The two took in the size of the engine deck for a second time. The task ahead seemed daunting, the area to search nearly infinite.

“We could be here weeks,” she said.

“You’re the brainiac. So where do you hide Tia Dalma, if you hide her down here? Where do you locate the server?”

“It’s an amazing place to hide anything,” she said. “Perfect. You could hide a car down here.”

“They’re not hiding a car. A woman. A witch doctor. Who knows why they wanted her on board, but I’ll tell you one thing: she would make a heck of a gatekeeper. With her ability to cast spells, who’s going to get past her to the server?”

“A pair of 2.0 holograms, I’m thinking,” Willa said.

“You got that right.”

“It has to be well ventilated, away from the center aisle, and not easy to find. And you may be right: if we find Tia Dalma, maybe we find the server.”

“I can smell it,” he said.

“Actually,” she said, “I think that’s the machinery.”

* * *

“I’m telling you, I know this place,” Finn said, leaning into Willa so as to be heard.

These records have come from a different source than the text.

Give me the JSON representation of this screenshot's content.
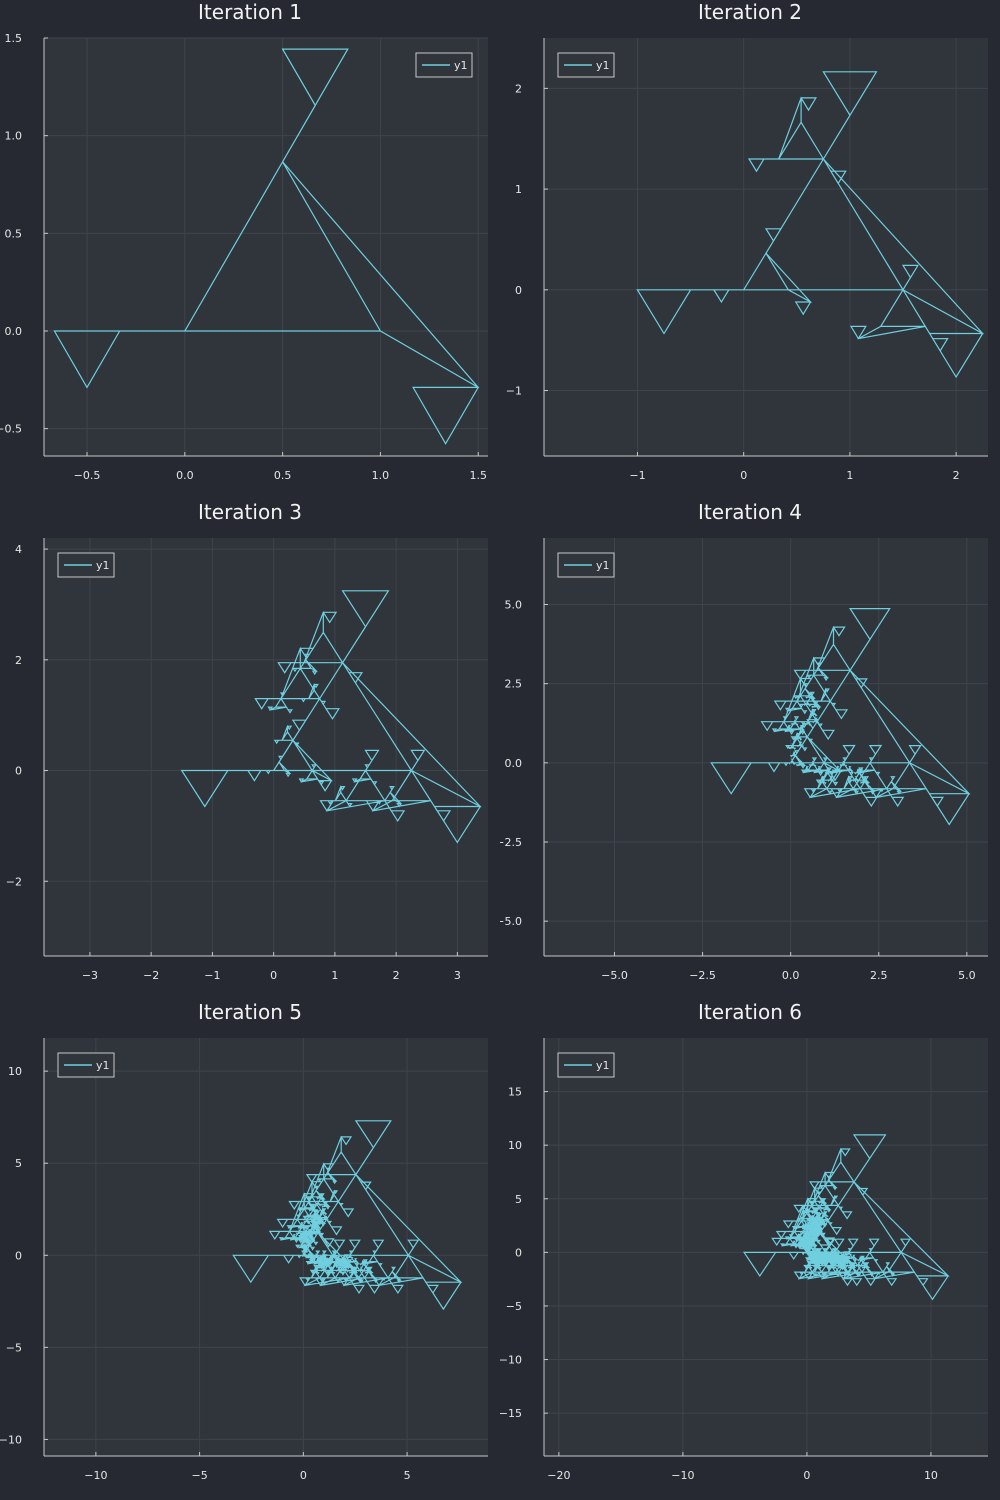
{
  "theme": {
    "page_bg": "#262932",
    "plot_bg": "#30343b",
    "axis_color": "#c8c8c8",
    "grid_color": "#3f444c",
    "line_color": "#6fcfdf"
  },
  "chart_data": [
    {
      "type": "line",
      "title": "Iteration 1",
      "level": 1,
      "xlim": [
        -0.72,
        1.55
      ],
      "ylim": [
        -0.64,
        1.5
      ],
      "xticks": [
        -0.5,
        0,
        0.5,
        1,
        1.5
      ],
      "xtick_labels": [
        "−0.5",
        "0.0",
        "0.5",
        "1.0",
        "1.5"
      ],
      "yticks": [
        -0.5,
        0,
        0.5,
        1,
        1.5
      ],
      "ytick_labels": [
        "−0.5",
        "0.0",
        "0.5",
        "1.0",
        "1.5"
      ],
      "series": [
        {
          "name": "y1"
        }
      ],
      "legend": "top-right",
      "grid": true
    },
    {
      "type": "line",
      "title": "Iteration 2",
      "level": 2,
      "xlim": [
        -1.88,
        2.3
      ],
      "ylim": [
        -1.65,
        2.5
      ],
      "xticks": [
        -1,
        0,
        1,
        2
      ],
      "xtick_labels": [
        "−1",
        "0",
        "1",
        "2"
      ],
      "yticks": [
        -1,
        0,
        1,
        2
      ],
      "ytick_labels": [
        "−1",
        "0",
        "1",
        "2"
      ],
      "series": [
        {
          "name": "y1"
        }
      ],
      "legend": "top-left",
      "grid": true
    },
    {
      "type": "line",
      "title": "Iteration 3",
      "level": 3,
      "xlim": [
        -3.75,
        3.5
      ],
      "ylim": [
        -3.35,
        4.2
      ],
      "xticks": [
        -3,
        -2,
        -1,
        0,
        1,
        2,
        3
      ],
      "xtick_labels": [
        "−3",
        "−2",
        "−1",
        "0",
        "1",
        "2",
        "3"
      ],
      "yticks": [
        -2,
        0,
        2,
        4
      ],
      "ytick_labels": [
        "−2",
        "0",
        "2",
        "4"
      ],
      "series": [
        {
          "name": "y1"
        }
      ],
      "legend": "top-left",
      "grid": true
    },
    {
      "type": "line",
      "title": "Iteration 4",
      "level": 4,
      "xlim": [
        -7.0,
        5.6
      ],
      "ylim": [
        -6.1,
        7.1
      ],
      "xticks": [
        -5,
        -2.5,
        0,
        2.5,
        5
      ],
      "xtick_labels": [
        "−5.0",
        "−2.5",
        "0.0",
        "2.5",
        "5.0"
      ],
      "yticks": [
        -5,
        -2.5,
        0,
        2.5,
        5
      ],
      "ytick_labels": [
        "−5.0",
        "−2.5",
        "0.0",
        "2.5",
        "5.0"
      ],
      "series": [
        {
          "name": "y1"
        }
      ],
      "legend": "top-left",
      "grid": true
    },
    {
      "type": "line",
      "title": "Iteration 5",
      "level": 5,
      "xlim": [
        -12.5,
        8.9
      ],
      "ylim": [
        -10.9,
        11.8
      ],
      "xticks": [
        -10,
        -5,
        0,
        5
      ],
      "xtick_labels": [
        "−10",
        "−5",
        "0",
        "5"
      ],
      "yticks": [
        -10,
        -5,
        0,
        5,
        10
      ],
      "ytick_labels": [
        "−10",
        "−5",
        "0",
        "5",
        "10"
      ],
      "series": [
        {
          "name": "y1"
        }
      ],
      "legend": "top-left",
      "grid": true
    },
    {
      "type": "line",
      "title": "Iteration 6",
      "level": 6,
      "xlim": [
        -21.2,
        14.6
      ],
      "ylim": [
        -19.0,
        20.0
      ],
      "xticks": [
        -20,
        -10,
        0,
        10
      ],
      "xtick_labels": [
        "−20",
        "−10",
        "0",
        "10"
      ],
      "yticks": [
        -15,
        -10,
        -5,
        0,
        5,
        10,
        15
      ],
      "ytick_labels": [
        "−15",
        "−10",
        "−5",
        "0",
        "5",
        "10",
        "15"
      ],
      "series": [
        {
          "name": "y1"
        }
      ],
      "legend": "top-left",
      "grid": true
    }
  ]
}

“Can we discuss this another time? I’m thinking they must have control rooms down here, and emergency exits—sealable doors leading out of this place, and more stairways like the one we came down. It’s huge. Has to be.”

“Then that’s where we’ll start.”

“A control room makes the most sense, but you see those blue wires along the wall there? Ethernet. Any one of those could be spliced and the server put between them. It’s really not rocket science to hang a server off a local area network. So…”

“It could be anywhere.”

“You got it. But not her. If they’re hiding her down here, it’s going to be on the other side of a door. Some kind of door. That’s what we’re looking for.”

“Split up?”

“I don’t want to,” she said. “But I don’t see much choice.”